“In a video released by police, a boy of about 10 is seen pointing a gun at a woman in a crosswalk near 16th Street and Allegheny Avenue Monday evening,” philadelphia.cbslocal.com reports. “The boy, along with two teens, eventually pointed the gun at a man who called 911 . . . After the video was released, the parents of the young boy brought him into police, who determined the gun was a toy.” Well now, hold on there a minute Jim. I’m not so worried about whether or not the gat’s a toy as I am about the fact that there’s no mention of blowback for a boy who terrorized a stranger. And I’m sure as hell seeing something more than just that one incident—although exactly what I’m not sure. [Click here for another account.] The Philadelphia Police Commissioner’s reaction to the incident is equally mystifying . . .
Police commissioner Charles Ramsey says it’s fortunate no one was hurt, and he says it’s a reminder to parents to be careful if they buy their children a toy gun that looks real.
“If you’re confronted with a gun that looks real, you just don’t have a chance to determine if it’s made by Colt or Mattel.”
Instead of replicas, he recommends the bright orange or yellow plastic guns that are clearly toys.
Wait.

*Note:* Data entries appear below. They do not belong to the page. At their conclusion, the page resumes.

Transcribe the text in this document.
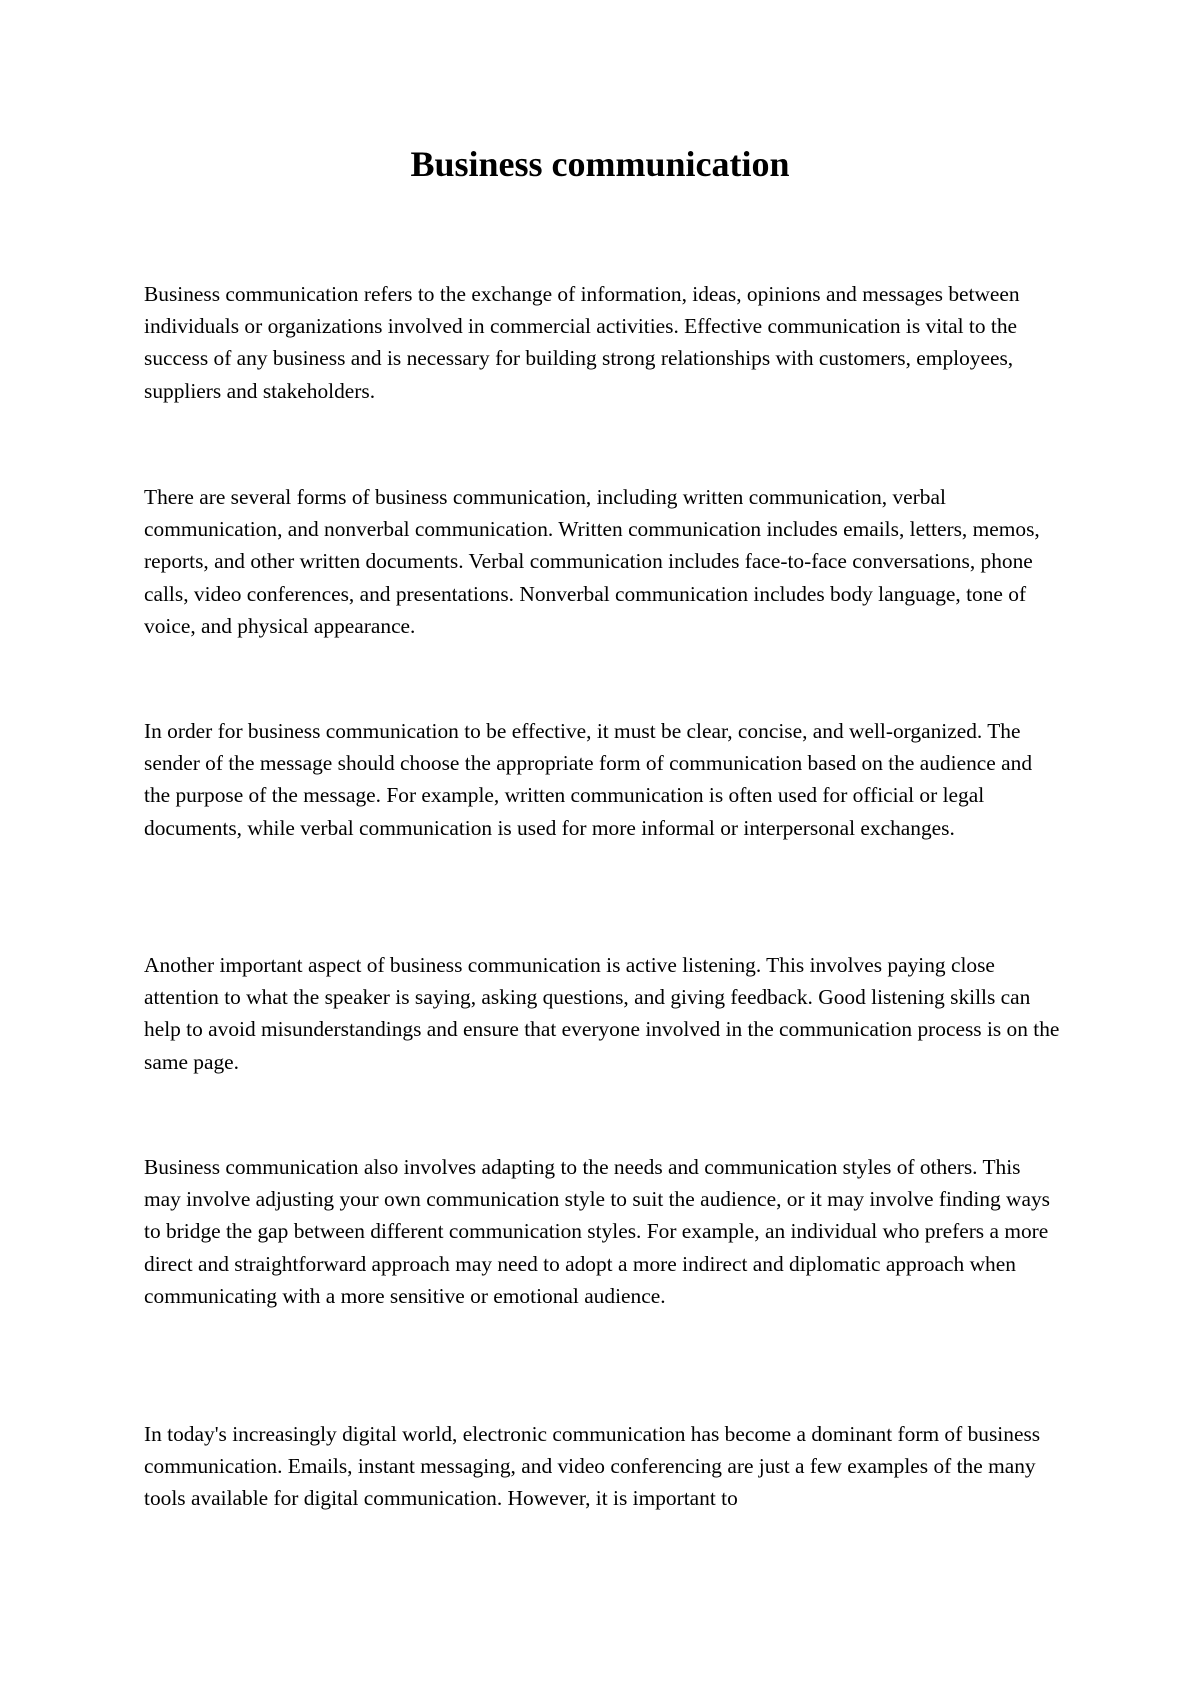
Business communication

Business communication refers to the exchange of information, ideas, opinions and messages between individuals or organizations involved in commercial activities. Effective communication is vital to the success of any business and is necessary for building strong relationships with customers, employees, suppliers and stakeholders.

There are several forms of business communication, including written communication, verbal communication, and nonverbal communication. Written communication includes emails, letters, memos, reports, and other written documents. Verbal communication includes face-to-face conversations, phone calls, video conferences, and presentations. Nonverbal communication includes body language, tone of voice, and physical appearance.

In order for business communication to be effective, it must be clear, concise, and well-organized. The sender of the message should choose the appropriate form of communication based on the audience and the purpose of the message. For example, written communication is often used for official or legal documents, while verbal communication is used for more informal or interpersonal exchanges.

Another important aspect of business communication is active listening. This involves paying close attention to what the speaker is saying, asking questions, and giving feedback. Good listening skills can help to avoid misunderstandings and ensure that everyone involved in the communication process is on the same page.

Business communication also involves adapting to the needs and communication styles of others. This may involve adjusting your own communication style to suit the audience, or it may involve finding ways to bridge the gap between different communication styles. For example, an individual who prefers a more direct and straightforward approach may need to adopt a more indirect and diplomatic approach when communicating with a more sensitive or emotional audience.

In today's increasingly digital world, electronic communication has become a dominant form of business communication. Emails, instant messaging, and video conferencing are just a few examples of the many tools available for digital communication. However, it is important to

So it wasn’t a toy gun. It was a replica. Wouldn’t that make the boy’s threats more like, I dunno, a crime? And what about that wilding action on the car? Isn’t that worth discussing on some sort of law enforcement level? Unless they knew the guy in the car. Huh.
“Parents have to be very careful when they buy kids replicas like that, to make sure that if they’re going to allow them to play with it, that they definitely never allow them to take it out of the house. But, I would encourage people never to buy those kind of toys.”
Toys, replicas, replicas as toys, cops who don’t want kids to play with toy guns. Weird.